The Theater Studies department is hard at work on their production of “Vinegar Tom,” a 1976 play by feminist playwright Caryl Churchill, which will open at Sheafer Lab Theater Thursday, Nov. 9, and run through Sunday, Nov. 19. Set in the late 17th century, “Vinegar Tom” is a grim tale of the peril that befalls four women who don’t subscribe to accepted standards—women slandered as witches.
“Don’t expect ‘The Crucible,’” warned Dr. Jules Odendahl-James, adjunct faculty director of the Theater Studies department and director of “Vinegar Tom.”
For Odendahl-James, the play steps beyond the outdated witch hunt tale and suggests more complexity than a battle of good versus evil.
“This [witch hunt] is a metaphor that strikes close to home for women specifically,” Odendahl-James said. “Unlike ‘The Crucible,’ the women at the core of this are not the troublemakers, but the victims. They’ve done nothing but be the wrong kind of person.”
While the show has a historical setting, its themes and and messages carry weight in modern social and political terrains.
“I hadn’t imagined the amount of ‘witch hunt’ rhetoric that would emerge since the time I chose this play,” Dr. Odendahl-James said. “But what does it mean to have that really happen?”
She hopes “Vinegar Tom” will instruct audiences on the horrific yet common set of circumstances that come about when people are “othered and persecuted for that otherness.”
Plays written by women that expose the injustices women face are central to the work of Odendahl-James, who also serves as director of academic engagement for the Humanities at the Duke Academic Advising Center and associate artistic director at Manbites Dog Theater in Durham. This season alone, she is directing three shows by female writers, featuring primarily female casts.
“Once you are attached to being seen as a woman or behaving in particularly feminine kinds of ways, there are burdens that come with that,” she said. “So I’m always looking for plays that take women’s experiences seriously.”
But beyond the disparagement and shame faced by unconventional women, “Vinegar Tom” casts a startling light on the violence such women have historically been subjected to. Horrors ranging from torture to a hanging are performed onstage, posing the difficult task of presenting violence in a way that is shockingly meaningful rather than sensationalizing.
Odendahl-James envisions a thematic rather than hyper-realistic portrayal of the show’s explicit brutality, and has hired professional fight choreographer Jeff A.R. Jones to help communicate the personal horror within the violence.
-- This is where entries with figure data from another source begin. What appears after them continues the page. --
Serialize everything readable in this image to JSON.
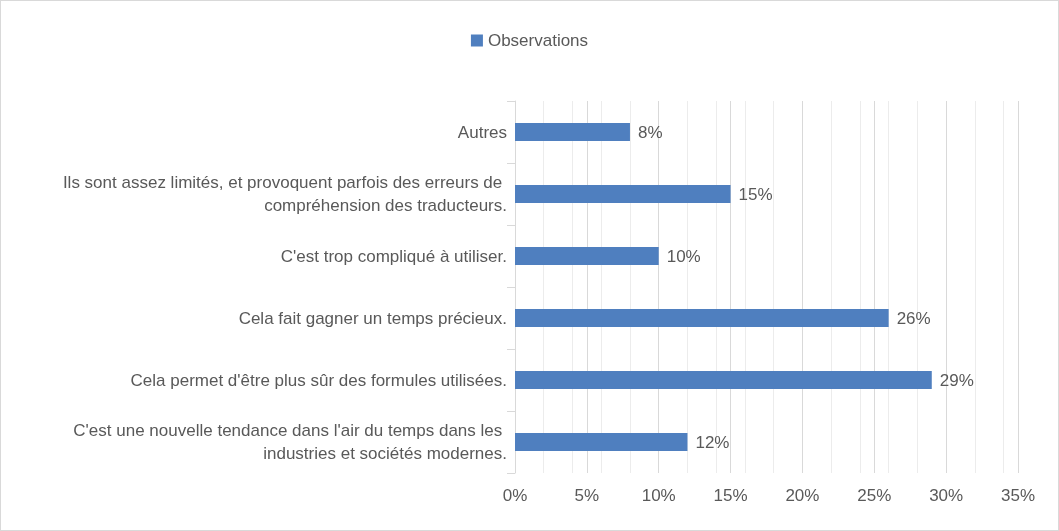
{
  "chart_data": {
    "type": "bar",
    "orientation": "horizontal",
    "categories": [
      "Autres",
      "Ils sont assez limités, et provoquent parfois des erreurs de compréhension des traducteurs.",
      "C'est trop compliqué à utiliser.",
      "Cela fait gagner un temps précieux.",
      "Cela permet d'être plus sûr des formules utilisées.",
      "C'est une nouvelle tendance dans l'air du temps dans les industries et sociétés modernes."
    ],
    "series": [
      {
        "name": "Observations",
        "color": "#4f7fbf",
        "values": [
          8,
          15,
          10,
          26,
          29,
          12
        ],
        "value_labels": [
          "8%",
          "15%",
          "10%",
          "26%",
          "29%",
          "12%"
        ]
      }
    ],
    "xlim": [
      0,
      35
    ],
    "xticks": [
      {
        "value": 0,
        "label": "0%"
      },
      {
        "value": 5,
        "label": "5%"
      },
      {
        "value": 10,
        "label": "10%"
      },
      {
        "value": 15,
        "label": "15%"
      },
      {
        "value": 20,
        "label": "20%"
      },
      {
        "value": 25,
        "label": "25%"
      },
      {
        "value": 30,
        "label": "30%"
      },
      {
        "value": 35,
        "label": "35%"
      }
    ],
    "grid": "x",
    "legend": "top"
  }
}
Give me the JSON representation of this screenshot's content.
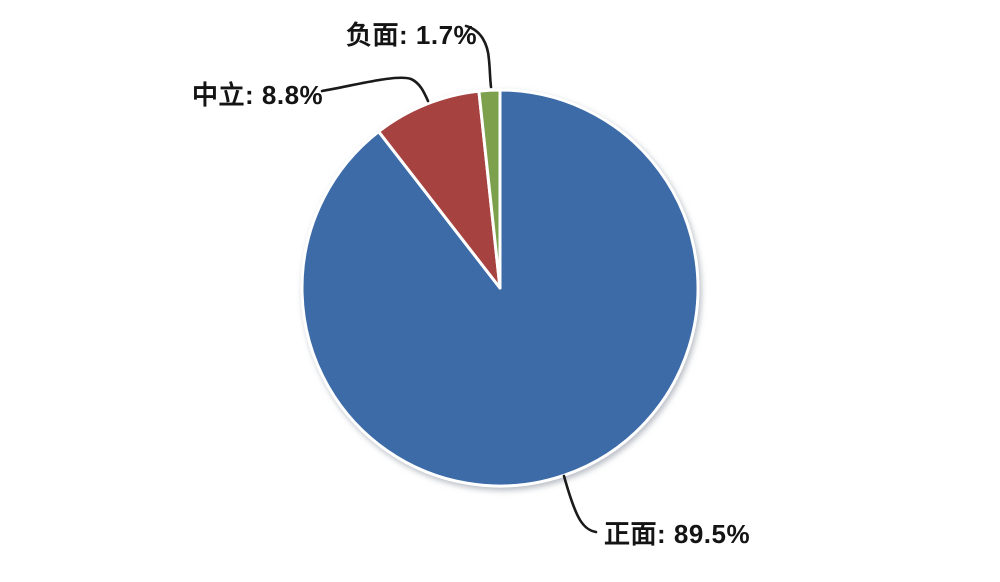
{
  "chart_data": {
    "type": "pie",
    "title": "",
    "categories": [
      "正面",
      "中立",
      "负面"
    ],
    "values": [
      89.5,
      8.8,
      1.7
    ],
    "unit": "%",
    "colors": [
      "#3C6BA8",
      "#A64240",
      "#7CA04C"
    ],
    "slice_ids": [
      "positive",
      "neutral",
      "negative"
    ],
    "start_angle_deg": 0,
    "direction": "clockwise",
    "legend_position": "none",
    "grid": false,
    "labels": [
      {
        "text": "正面: 89.5%"
      },
      {
        "text": "中立: 8.8%"
      },
      {
        "text": "负面: 1.7%"
      }
    ]
  },
  "canvas": {
    "background": "#FFFFFF",
    "label_color": "#141414",
    "leader_line_color": "#1A1A1A"
  }
}
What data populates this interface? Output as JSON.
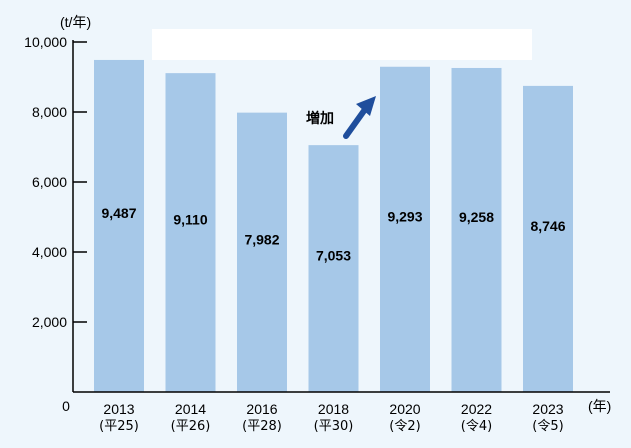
{
  "chart_data": {
    "type": "bar",
    "unit_label": "(t/年)",
    "x_unit_label": "(年)",
    "ylim": [
      0,
      10000
    ],
    "yticks": [
      0,
      2000,
      4000,
      6000,
      8000,
      10000
    ],
    "ytick_labels": [
      "0",
      "2,000",
      "4,000",
      "6,000",
      "8,000",
      "10,000"
    ],
    "categories": [
      "2013",
      "2014",
      "2016",
      "2018",
      "2020",
      "2022",
      "2023"
    ],
    "era_labels": [
      "(平25)",
      "(平26)",
      "(平28)",
      "(平30)",
      "(令2)",
      "(令4)",
      "(令5)"
    ],
    "values": [
      9487,
      9110,
      7982,
      7053,
      9293,
      9258,
      8746
    ],
    "value_labels": [
      "9,487",
      "9,110",
      "7,982",
      "7,053",
      "9,293",
      "9,258",
      "8,746"
    ],
    "annotation": "増加",
    "grid": false,
    "legend": "none",
    "colors": {
      "bar": "#a6c8e8",
      "background": "#eef6fc",
      "arrow": "#1f4e9c",
      "axis": "#000000",
      "text": "#000000"
    }
  }
}
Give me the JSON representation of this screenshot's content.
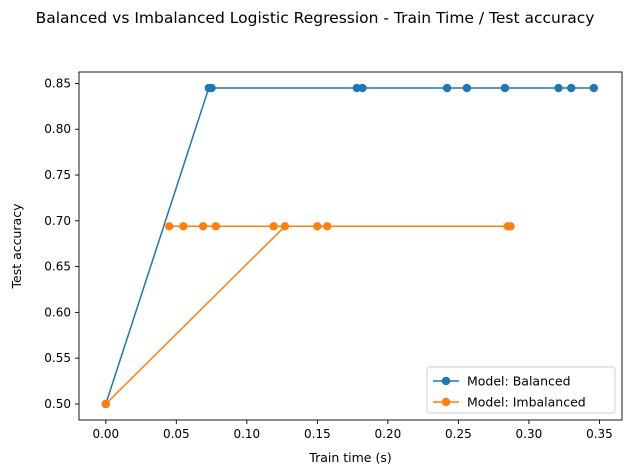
{
  "chart_data": {
    "type": "line",
    "title": "Balanced vs Imbalanced Logistic Regression - Train Time / Test accuracy",
    "xlabel": "Train time (s)",
    "ylabel": "Test accuracy",
    "xlim": [
      -0.019,
      0.366
    ],
    "ylim": [
      0.4825,
      0.8625
    ],
    "xticks": [
      0.0,
      0.05,
      0.1,
      0.15,
      0.2,
      0.25,
      0.3,
      0.35
    ],
    "xtick_labels": [
      "0.00",
      "0.05",
      "0.10",
      "0.15",
      "0.20",
      "0.25",
      "0.30",
      "0.35"
    ],
    "yticks": [
      0.5,
      0.55,
      0.6,
      0.65,
      0.7,
      0.75,
      0.8,
      0.85
    ],
    "ytick_labels": [
      "0.50",
      "0.55",
      "0.60",
      "0.65",
      "0.70",
      "0.75",
      "0.80",
      "0.85"
    ],
    "grid": false,
    "legend_position": "bottom-right",
    "series": [
      {
        "name": "Model: Balanced",
        "color": "#1f77b4",
        "x": [
          0.0,
          0.073,
          0.075,
          0.178,
          0.182,
          0.242,
          0.256,
          0.283,
          0.321,
          0.33,
          0.346
        ],
        "y": [
          0.5,
          0.845,
          0.845,
          0.845,
          0.845,
          0.845,
          0.845,
          0.845,
          0.845,
          0.845,
          0.845
        ]
      },
      {
        "name": "Model: Imbalanced",
        "color": "#ff7f0e",
        "x": [
          0.0,
          0.127,
          0.045,
          0.055,
          0.069,
          0.078,
          0.119,
          0.15,
          0.157,
          0.285,
          0.287
        ],
        "y": [
          0.5,
          0.694,
          0.694,
          0.694,
          0.694,
          0.694,
          0.694,
          0.694,
          0.694,
          0.694,
          0.694
        ]
      }
    ]
  }
}
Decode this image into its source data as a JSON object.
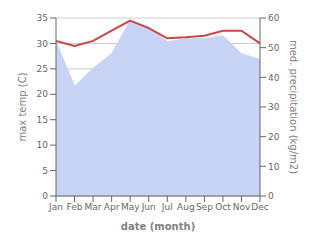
{
  "chart_data": {
    "type": "line",
    "xlabel": "date (month)",
    "ylabel": "max temp (C)",
    "y2label": "med. precipitation (kg/m2)",
    "categories": [
      "Jan",
      "Feb",
      "Mar",
      "Apr",
      "May",
      "Jun",
      "Jul",
      "Aug",
      "Sep",
      "Oct",
      "Nov",
      "Dec"
    ],
    "series": [
      {
        "type": "area",
        "axis": "y2",
        "color": "#c8d4f5",
        "values": [
          52.0,
          37.0,
          43.0,
          48.0,
          59.0,
          57.0,
          52.0,
          53.0,
          53.0,
          54.0,
          48.0,
          46.0
        ]
      },
      {
        "type": "line",
        "color": "#cc4444",
        "values": [
          30.5,
          29.5,
          30.5,
          32.5,
          34.5,
          33.0,
          31.0,
          31.2,
          31.5,
          32.5,
          32.5,
          30.0
        ]
      }
    ],
    "ylim": [
      0,
      35
    ],
    "yticks": [
      0,
      5,
      10,
      15,
      20,
      25,
      30,
      35
    ],
    "y2lim": [
      0,
      60
    ],
    "y2ticks": [
      0,
      10,
      20,
      30,
      40,
      50,
      60
    ],
    "grid": true
  }
}
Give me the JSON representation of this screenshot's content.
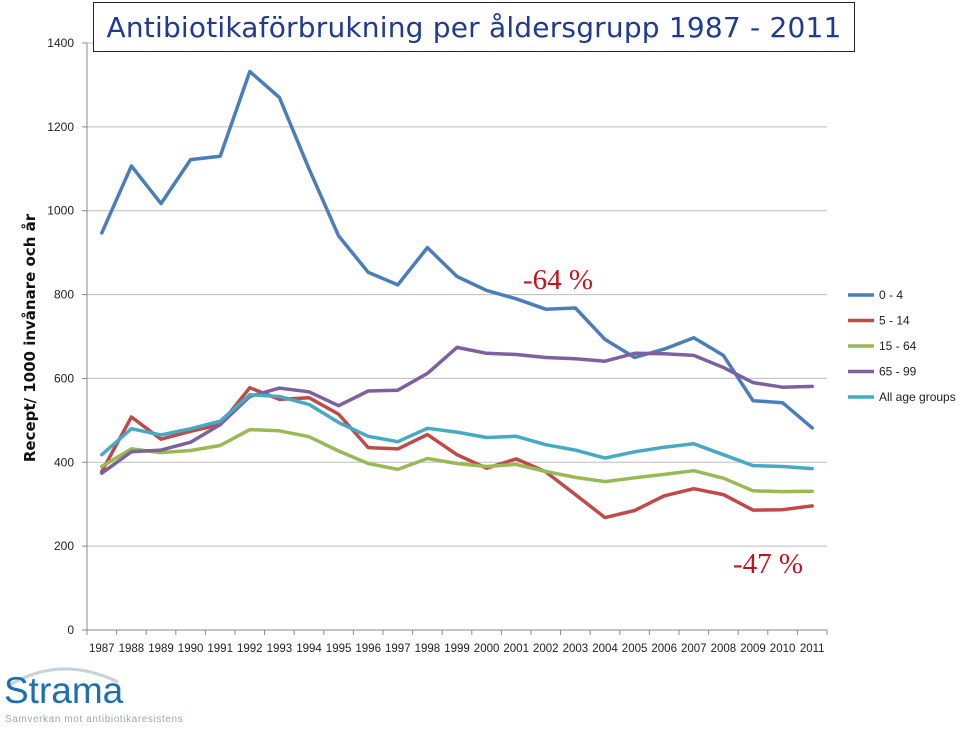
{
  "chart_data": {
    "type": "line",
    "title": "Antibiotikaförbrukning per åldersgrupp 1987 - 2011",
    "ylabel": "Recept/ 1000 invånare och år",
    "xlabel": "",
    "ylim": [
      0,
      1400
    ],
    "yticks": [
      0,
      200,
      400,
      600,
      800,
      1000,
      1200,
      1400
    ],
    "grid": true,
    "legend_position": "right",
    "categories": [
      "1987",
      "1988",
      "1989",
      "1990",
      "1991",
      "1992",
      "1993",
      "1994",
      "1995",
      "1996",
      "1997",
      "1998",
      "1999",
      "2000",
      "2001",
      "2002",
      "2003",
      "2004",
      "2005",
      "2006",
      "2007",
      "2008",
      "2009",
      "2010",
      "2011"
    ],
    "series": [
      {
        "name": "0 - 4",
        "color": "#4a7ebb",
        "values": [
          947,
          1107,
          1017,
          1122,
          1130,
          1332,
          1270,
          1100,
          940,
          853,
          823,
          912,
          843,
          810,
          790,
          765,
          768,
          693,
          650,
          670,
          697,
          655,
          547,
          542,
          482
        ]
      },
      {
        "name": "5 - 14",
        "color": "#be4b48",
        "values": [
          378,
          508,
          455,
          474,
          490,
          578,
          550,
          554,
          515,
          435,
          432,
          466,
          418,
          386,
          408,
          377,
          323,
          268,
          285,
          320,
          337,
          323,
          286,
          287,
          296
        ]
      },
      {
        "name": "15 - 64",
        "color": "#98b954",
        "values": [
          390,
          432,
          423,
          428,
          440,
          478,
          475,
          461,
          427,
          397,
          383,
          409,
          397,
          390,
          395,
          378,
          364,
          354,
          363,
          371,
          380,
          362,
          332,
          330,
          331
        ]
      },
      {
        "name": "65 - 99",
        "color": "#7d60a0",
        "values": [
          374,
          425,
          429,
          448,
          490,
          557,
          577,
          568,
          535,
          570,
          572,
          612,
          674,
          660,
          657,
          650,
          647,
          641,
          660,
          659,
          655,
          626,
          590,
          579,
          581
        ]
      },
      {
        "name": "All age groups",
        "color": "#46aac4",
        "values": [
          418,
          480,
          465,
          480,
          498,
          561,
          557,
          538,
          495,
          462,
          449,
          481,
          472,
          459,
          462,
          442,
          429,
          410,
          425,
          436,
          444,
          418,
          392,
          390,
          385
        ]
      }
    ],
    "annotations": [
      {
        "text": "-64 %",
        "color": "#c0141c"
      },
      {
        "text": "-47 %",
        "color": "#c0141c"
      }
    ]
  },
  "logo": {
    "word": "Strama",
    "tagline": "Samverkan mot antibiotikaresistens"
  }
}
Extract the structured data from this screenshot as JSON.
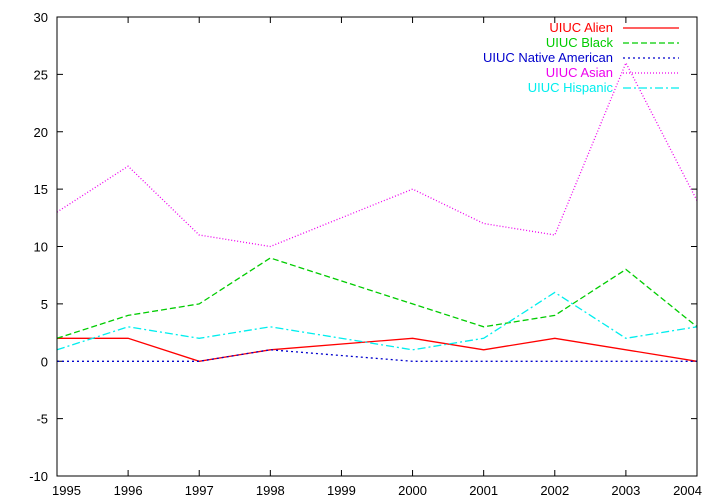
{
  "chart_data": {
    "type": "line",
    "x": [
      1995,
      1996,
      1997,
      1998,
      1999,
      2000,
      2001,
      2002,
      2003,
      2004
    ],
    "x_ticks": [
      "1995",
      "1996",
      "1997",
      "1998",
      "1999",
      "2000",
      "2001",
      "2002",
      "2003",
      "2004"
    ],
    "y_ticks": [
      "-10",
      "-5",
      "0",
      "5",
      "10",
      "15",
      "20",
      "25",
      "30"
    ],
    "xlim": [
      1995,
      2004
    ],
    "ylim": [
      -10,
      30
    ],
    "grid": false,
    "legend_position": "top-right",
    "series": [
      {
        "name": "UIUC Alien",
        "color": "#ff0000",
        "dash": "solid",
        "points": [
          [
            1995,
            2
          ],
          [
            1996,
            2
          ],
          [
            1997,
            0
          ],
          [
            1998,
            1
          ],
          [
            2000,
            2
          ],
          [
            2001,
            1
          ],
          [
            2002,
            2
          ],
          [
            2004,
            0
          ]
        ]
      },
      {
        "name": "UIUC Black",
        "color": "#00cc00",
        "dash": "dashed",
        "points": [
          [
            1995,
            2
          ],
          [
            1996,
            4
          ],
          [
            1997,
            5
          ],
          [
            1998,
            9
          ],
          [
            2000,
            5
          ],
          [
            2001,
            3
          ],
          [
            2002,
            4
          ],
          [
            2003,
            8
          ],
          [
            2004,
            3
          ]
        ]
      },
      {
        "name": "UIUC Native American",
        "color": "#0000cc",
        "dash": "dotted",
        "points": [
          [
            1995,
            0
          ],
          [
            1997,
            0
          ],
          [
            1998,
            1
          ],
          [
            2000,
            0
          ],
          [
            2004,
            0
          ]
        ]
      },
      {
        "name": "UIUC Asian",
        "color": "#ee00ee",
        "dash": "fine-dotted",
        "points": [
          [
            1995,
            13
          ],
          [
            1996,
            17
          ],
          [
            1997,
            11
          ],
          [
            1998,
            10
          ],
          [
            2000,
            15
          ],
          [
            2001,
            12
          ],
          [
            2002,
            11
          ],
          [
            2003,
            26
          ],
          [
            2004,
            14
          ]
        ]
      },
      {
        "name": "UIUC Hispanic",
        "color": "#00eeee",
        "dash": "dash-dot",
        "points": [
          [
            1995,
            1
          ],
          [
            1996,
            3
          ],
          [
            1997,
            2
          ],
          [
            1998,
            3
          ],
          [
            2000,
            1
          ],
          [
            2001,
            2
          ],
          [
            2002,
            6
          ],
          [
            2003,
            2
          ],
          [
            2004,
            3
          ]
        ]
      }
    ]
  }
}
The director has also been collaborating with a number of professional designers to see her vision for the show come to fruition. Among them is lighting designer Chuck Catotti, who will enlist the help of his lighting design class in his work on the show. Likewise, AAHVS Professor Raquel Salvatella de Prada will head production design and work in concert with her class, “Animation, Comics & Theater.”
Set designer Sonya Drum is creating a unique stage setup in which time periods collide, pieces perform multiple functions and plaques commemorating the characters’ ultimate deaths give the stage a memorial air.
As a play with music, “Vinegar Tom” invites creativity; seemingly antiquated scenes are studded with songs in a range of modern genres. These unconventional additions to an otherwise period-specific plot act as a vessel for commentary, framing the show as a mirror to modern society. But in lieu of a band, the actors will step out of their character and perform the songs themselves, led by music director and arranger Bart Matthews, Trinity ‘96.
To define the role that different period settings will play in the show, Odendahl-James enlisted Trinity sophomore Meg Hancock as dramaturg. Hancock devised a cast reading list that will instruct performers’ acting choices as 17th-century townsfolk, while bringing light to the relevant issues at play in “Vinegar Tom.” Her list ranges from the writings of Emma Donoghue, author of “Room,” to Duke professor Thomas Robisheaux’s “The Last Witch of Langenburg.”
Hancock’s work also finds links between the play’s themes and issues relevant to a Duke student audience.
“The big issues in this show are about bodily autonomy and women’s rights, which are things that should be in the minds of all college students,” she said. “It also poses questions about why people are so quick to blame the minorities in society.”
For Odendahl-James, art like “Vinegar Tom” is most effective in sounding these messages when performed on a stage.
“Theatre does not happen in a vacuum,” she said. “It tells a story that you can hold at a distance, but respond to in a way that feels very visceral.”